Robert Estienne travaille sa vie durant à imprimer des Bibles dont il veut que le texte, repris aux meilleures sources, soit irréprochable. Son immense érudition en matière de textes sacrés et sa connaissance parfaite de l'hébreu et du grec conduisent François Ier à le nommer à la tête du Collège des trois langues – socle du futur Collège de France. Estienne grave lui-même plusieurs caractères hébreux, avant de doter son imprimerie d'un romain inspiré d'Alde Manuce, mais décliné dans plusieurs corps, bien harmonisés, que l'on attribuera faussement par la suite à Garamond. Ce dernier sera en revanche appelé par Estienne pour la gravure de grecs, destinés avant tout à la publication des Bibles, commandités par François Ier et qu'on désignera sous l'appellation de « grecs du roi ». Le bel ouvrage in-folio présenté dans ce dossier témoigne de l'usage de cet appareil typographique inédit, de manière à rendre clairement lisible un texte dont l'accès était réservé jusque-là au clergé. La Bible de 1546 possède quelques illustrations représentant le Temple de Salomon, qui seront réemployées dans la Bible publiée à Genève dix ans plus tard. Rare exemple d'utilisation de l'image, proscrite par ailleurs des livres d'Estienne qui se range du côté de la Réforme calviniste.
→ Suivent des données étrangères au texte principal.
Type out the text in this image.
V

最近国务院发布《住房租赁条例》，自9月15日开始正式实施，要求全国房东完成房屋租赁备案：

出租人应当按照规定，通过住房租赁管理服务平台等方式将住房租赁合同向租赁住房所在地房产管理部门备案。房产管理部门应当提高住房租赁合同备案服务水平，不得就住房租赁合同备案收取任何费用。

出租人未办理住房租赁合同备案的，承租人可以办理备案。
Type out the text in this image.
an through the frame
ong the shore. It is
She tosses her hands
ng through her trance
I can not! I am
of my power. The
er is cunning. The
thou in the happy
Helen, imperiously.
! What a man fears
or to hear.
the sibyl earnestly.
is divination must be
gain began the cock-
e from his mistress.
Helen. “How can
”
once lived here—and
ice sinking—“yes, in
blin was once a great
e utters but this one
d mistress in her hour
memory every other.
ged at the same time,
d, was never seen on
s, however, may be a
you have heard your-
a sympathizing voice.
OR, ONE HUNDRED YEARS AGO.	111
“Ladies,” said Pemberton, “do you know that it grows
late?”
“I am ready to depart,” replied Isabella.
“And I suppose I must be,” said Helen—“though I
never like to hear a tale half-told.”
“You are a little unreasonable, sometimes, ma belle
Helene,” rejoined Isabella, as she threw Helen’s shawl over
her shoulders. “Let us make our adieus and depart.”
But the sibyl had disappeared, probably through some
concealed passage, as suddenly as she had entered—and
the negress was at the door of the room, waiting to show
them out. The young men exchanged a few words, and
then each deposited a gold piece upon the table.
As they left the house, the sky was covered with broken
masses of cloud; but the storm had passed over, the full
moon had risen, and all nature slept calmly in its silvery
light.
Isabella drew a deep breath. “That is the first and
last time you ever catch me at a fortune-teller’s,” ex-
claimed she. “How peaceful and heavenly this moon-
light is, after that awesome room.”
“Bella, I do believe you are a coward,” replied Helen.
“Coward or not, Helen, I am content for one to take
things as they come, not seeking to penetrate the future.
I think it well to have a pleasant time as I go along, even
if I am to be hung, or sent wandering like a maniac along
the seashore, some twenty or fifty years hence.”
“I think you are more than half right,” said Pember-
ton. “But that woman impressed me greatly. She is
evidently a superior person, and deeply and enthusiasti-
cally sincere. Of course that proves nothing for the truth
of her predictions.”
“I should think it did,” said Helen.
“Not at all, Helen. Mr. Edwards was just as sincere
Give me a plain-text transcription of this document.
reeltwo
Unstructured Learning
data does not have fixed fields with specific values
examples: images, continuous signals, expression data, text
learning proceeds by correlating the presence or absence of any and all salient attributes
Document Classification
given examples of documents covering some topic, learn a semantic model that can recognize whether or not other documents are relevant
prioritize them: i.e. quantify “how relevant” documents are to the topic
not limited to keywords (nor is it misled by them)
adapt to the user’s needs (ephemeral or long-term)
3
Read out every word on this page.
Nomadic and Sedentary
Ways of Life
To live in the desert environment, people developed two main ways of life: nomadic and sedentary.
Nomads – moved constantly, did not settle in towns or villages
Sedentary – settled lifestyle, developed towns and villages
Obligé de s'exiler à la fin de sa vie pour échapper à l'Inquisition, il publiera à Genève, en français, un pamphlet dénonçant l'ignorance des théologiens de la Sorbonne qui leur faisait méconnaître le texte même des Dix commandements. Estienne s'était d'ailleurs attaché à le rétablir et à faire savoir le résultat de ses travaux en placardant les Dix commandements revus et corrigés, dans Paris, « en belles et bonnes grosses lettres » selon ses dires.